De ces 562 navires, 353 chargaient dans les seuls ports de Haiti; et dans cette valeur totale d’importation de produits coloniaux dans la métrople, les trois autres colonies qui y contribuaient ne figuraient ensemble que pour une faible partie, pas même pour un tiers : la Martinique, pour 18, 975, 404, livres, 1 sous, 10 deniers; la Guadeloupe, pour 12, 751, 404 livres; 16 sous, 10 deniers; et Cayenne, pour 488, 598 livres, 3 sous, 3 deniers.
Haiti à elle seule donnait donc à la France outre ce qu’elle gardait pour son commerce intercolonial, les neuf douzièmes de cette prospérité d’outre-mer dans le nouveau monde. Les richesses étonnantes de Haiti étaient produites par 792 sucreries, 2, 587 indigoteries, par des plantations comprenant ensemble 24, 018, 336 cotonniers, 197, 303, 365 cafiers, 2, 757, 591 pieds de cacao; et le capital de ces établissements s’élevait à une valeur de 1, 487, 840, 000 francs.

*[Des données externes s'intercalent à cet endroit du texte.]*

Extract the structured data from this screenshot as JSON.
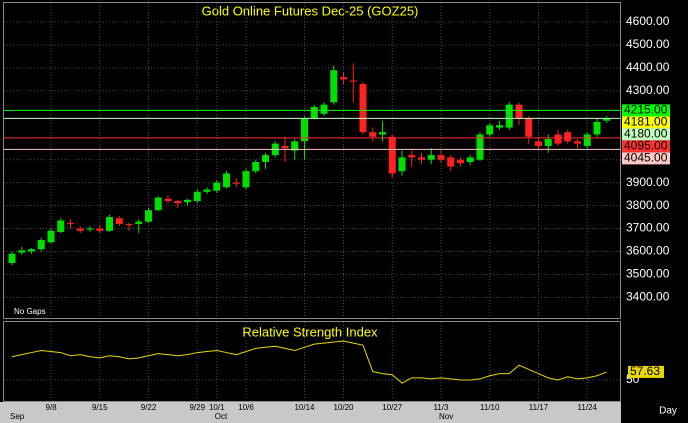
{
  "chart_data": [
    {
      "type": "candlestick",
      "title": "Gold Online Futures Dec-25 (GOZ25)",
      "annotation": "No Gaps",
      "categories": [
        null,
        null,
        null,
        null,
        "9/8",
        null,
        null,
        null,
        null,
        "9/15",
        null,
        null,
        null,
        null,
        "9/22",
        null,
        null,
        null,
        null,
        "9/29",
        null,
        "10/1",
        null,
        null,
        "10/6",
        null,
        null,
        null,
        null,
        null,
        "10/14",
        null,
        null,
        null,
        "10/20",
        null,
        null,
        null,
        null,
        "10/27",
        null,
        null,
        null,
        null,
        "11/3",
        null,
        null,
        null,
        null,
        "11/10",
        null,
        null,
        null,
        null,
        "11/17",
        null,
        null,
        null,
        null,
        "11/24",
        null,
        null
      ],
      "months": [
        {
          "category": 0,
          "label": "Sep"
        },
        {
          "category": 21,
          "label": "Oct"
        },
        {
          "category": 44,
          "label": "Nov"
        }
      ],
      "open": [
        3550,
        3595,
        3600,
        3610,
        3640,
        3685,
        3725,
        3700,
        3695,
        3700,
        3690,
        3745,
        3720,
        3720,
        3730,
        3780,
        3830,
        3820,
        3815,
        3820,
        3860,
        3865,
        3880,
        3900,
        3880,
        3950,
        3990,
        4020,
        4060,
        4040,
        4080,
        4180,
        4200,
        4250,
        4360,
        4345,
        4330,
        4120,
        4110,
        4100,
        3950,
        4020,
        4010,
        4000,
        4020,
        4010,
        4000,
        3990,
        4000,
        4110,
        4140,
        4140,
        4240,
        4180,
        4080,
        4060,
        4110,
        4120,
        4080,
        4060,
        4110,
        4170
      ],
      "high": [
        3600,
        3620,
        3615,
        3660,
        3700,
        3745,
        3740,
        3710,
        3710,
        3715,
        3760,
        3755,
        3725,
        3740,
        3790,
        3840,
        3845,
        3825,
        3830,
        3870,
        3880,
        3910,
        3950,
        3920,
        3960,
        4000,
        4030,
        4080,
        4100,
        4090,
        4190,
        4240,
        4250,
        4410,
        4380,
        4420,
        4340,
        4140,
        4170,
        4110,
        4040,
        4040,
        4030,
        4050,
        4040,
        4020,
        4010,
        4020,
        4120,
        4160,
        4170,
        4250,
        4250,
        4190,
        4100,
        4110,
        4130,
        4130,
        4090,
        4120,
        4180,
        4190
      ],
      "low": [
        3540,
        3585,
        3590,
        3600,
        3635,
        3680,
        3700,
        3680,
        3685,
        3680,
        3685,
        3710,
        3690,
        3680,
        3725,
        3775,
        3810,
        3790,
        3800,
        3810,
        3850,
        3855,
        3875,
        3880,
        3870,
        3940,
        3960,
        4010,
        3990,
        4000,
        4000,
        4175,
        4190,
        4240,
        4330,
        4250,
        4110,
        4080,
        4080,
        3920,
        3930,
        3970,
        3980,
        3980,
        3985,
        3950,
        3970,
        3975,
        3995,
        4100,
        4130,
        4130,
        4150,
        4070,
        4040,
        4030,
        4060,
        4070,
        4050,
        4050,
        4100,
        4160
      ],
      "close": [
        3590,
        3605,
        3610,
        3650,
        3690,
        3735,
        3720,
        3690,
        3700,
        3690,
        3750,
        3720,
        3715,
        3730,
        3780,
        3835,
        3820,
        3810,
        3825,
        3860,
        3870,
        3900,
        3940,
        3895,
        3950,
        3990,
        4020,
        4070,
        4050,
        4080,
        4180,
        4230,
        4240,
        4390,
        4350,
        4340,
        4120,
        4100,
        4120,
        3940,
        4010,
        4010,
        4000,
        4020,
        4000,
        3970,
        3985,
        4010,
        4110,
        4150,
        4150,
        4240,
        4180,
        4100,
        4060,
        4090,
        4070,
        4080,
        4070,
        4110,
        4165,
        4181
      ],
      "up_color": "#00e000",
      "down_color": "#ff2020",
      "ylim": [
        3310,
        4683
      ],
      "yticks": [
        {
          "value": 3400,
          "label": "3400.00"
        },
        {
          "value": 3500,
          "label": "3500.00"
        },
        {
          "value": 3600,
          "label": "3600.00"
        },
        {
          "value": 3700,
          "label": "3700.00"
        },
        {
          "value": 3800,
          "label": "3800.00"
        },
        {
          "value": 3900,
          "label": "3900.00"
        },
        {
          "value": 4000,
          "label": "4000.00"
        },
        {
          "value": 4300,
          "label": "4300.00"
        },
        {
          "value": 4400,
          "label": "4400.00"
        },
        {
          "value": 4500,
          "label": "4500.00"
        },
        {
          "value": 4600,
          "label": "4600.00"
        }
      ],
      "grid": true,
      "levels": [
        {
          "value": 4215,
          "label": "4215.00",
          "color": "#00ff00",
          "line": true
        },
        {
          "value": 4181,
          "label": "4181.00",
          "color": "#ffff00",
          "line": false
        },
        {
          "value": 4180,
          "label": "4180.00",
          "color": "#c0ffc0",
          "line": true
        },
        {
          "value": 4095,
          "label": "4095.00",
          "color": "#ff3030",
          "line": true
        },
        {
          "value": 4045,
          "label": "4045.00",
          "color": "#ffc8c8",
          "line": true
        }
      ]
    },
    {
      "type": "line",
      "title": "Relative Strength Index",
      "x_label": "Day",
      "series": [
        {
          "color": "#e8d800",
          "values": [
            72,
            74,
            76,
            78,
            77,
            76,
            73,
            74,
            72,
            71,
            73,
            72,
            70,
            71,
            73,
            75,
            74,
            73,
            74,
            76,
            77,
            78,
            76,
            74,
            77,
            80,
            81,
            82,
            80,
            78,
            81,
            84,
            85,
            86,
            87,
            85,
            83,
            58,
            56,
            55,
            47,
            52,
            52,
            51,
            52,
            51,
            50,
            50,
            51,
            54,
            56,
            56,
            64,
            60,
            56,
            52,
            50,
            53,
            51,
            52,
            54,
            57.63
          ]
        }
      ],
      "ylim": [
        31,
        105
      ],
      "yticks": [
        50
      ],
      "grid": true
    }
  ]
}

Outre ces industries agricoles et ces cultures destinées au commerce, Haiti avait en même temps, pour son alimentation ou pour son traffic avec les îles voisines, qu’elle approvisionnait, 7, 756, 225 bananiers, 1, 178, 229 fosses de manioc, 12, 734 carreaux de terre plantés en tubercules divers : ignames, patates, etc..; 7, 046 en millet, près du double en riz ou maïs, et tout le reste de ce qu’on appelait les places ou jardins, en fêves, legumes et arbres fruitiers. 

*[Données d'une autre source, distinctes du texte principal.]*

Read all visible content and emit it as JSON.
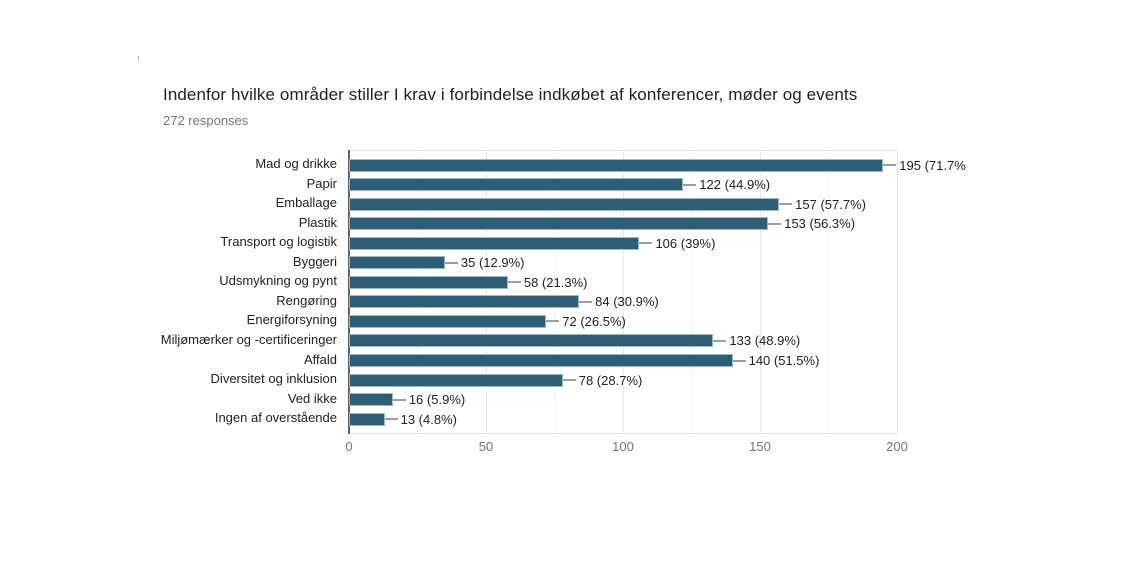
{
  "header": {
    "title": "Indenfor hvilke områder stiller I krav i forbindelse indkøbet af konferencer, møder og events",
    "subtitle": "272 responses"
  },
  "chart_data": {
    "type": "bar",
    "orientation": "horizontal",
    "title": "Indenfor hvilke områder stiller I krav i forbindelse indkøbet af konferencer, møder og events",
    "subtitle": "272 responses",
    "categories": [
      "Mad og drikke",
      "Papir",
      "Emballage",
      "Plastik",
      "Transport og logistik",
      "Byggeri",
      "Udsmykning og pynt",
      "Rengøring",
      "Energiforsyning",
      "Miljømærker og -certificeringer",
      "Affald",
      "Diversitet og inklusion",
      "Ved ikke",
      "Ingen af overstående"
    ],
    "values": [
      195,
      122,
      157,
      153,
      106,
      35,
      58,
      84,
      72,
      133,
      140,
      78,
      16,
      13
    ],
    "value_labels": [
      "195 (71.7%",
      "122 (44.9%)",
      "157 (57.7%)",
      "153 (56.3%)",
      "106 (39%)",
      "35 (12.9%)",
      "58 (21.3%)",
      "84 (30.9%)",
      "72 (26.5%)",
      "133 (48.9%)",
      "140 (51.5%)",
      "78 (28.7%)",
      "16 (5.9%)",
      "13 (4.8%)"
    ],
    "x_ticks": [
      "0",
      "50",
      "100",
      "150",
      "200"
    ],
    "x_tick_values": [
      0,
      50,
      100,
      150,
      200
    ],
    "xlim": [
      0,
      200
    ],
    "grid": true,
    "minor_grid_step": 25,
    "legend_position": "none",
    "colors": {
      "bar_fill": "#2e5e75",
      "bar_border": "#9cb9c9",
      "axis_line": "#636363",
      "gridline_major": "#e8e8e8",
      "gridline_minor": "#f4f4f4",
      "annotation_text": "#212121",
      "annotation_stem": "#9e9e9e",
      "tick_text": "#757575",
      "title_text": "#212121",
      "subtitle_text": "#757575"
    }
  }
}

Le pays nourissait 95, 958 chevaux ou mullets, et plus de 250, 000 boeufs, moutons, chèvres ou pourceaux. Diverses industries s’exercaient sur un bon pied à côté de ces travaux agricoles : il y avait dans la colonie 26 briqueteries et tuileries, 29 poteries, 182 distilleries ou guildives, 370 fours à chauz et 6 grandes tanneries dans le Nord. Aucun pays sur la terre, toutes proportions gardées n’était aussi riche que Haiti. Aucun n’offrait une existence plus facile, plus commode, plus agréable. Mais cette prospérité splendide était déshonorée par l’iniquité de l’esclavage…..

Note: Obed Rémy est écrivain. Il vit à Maryland.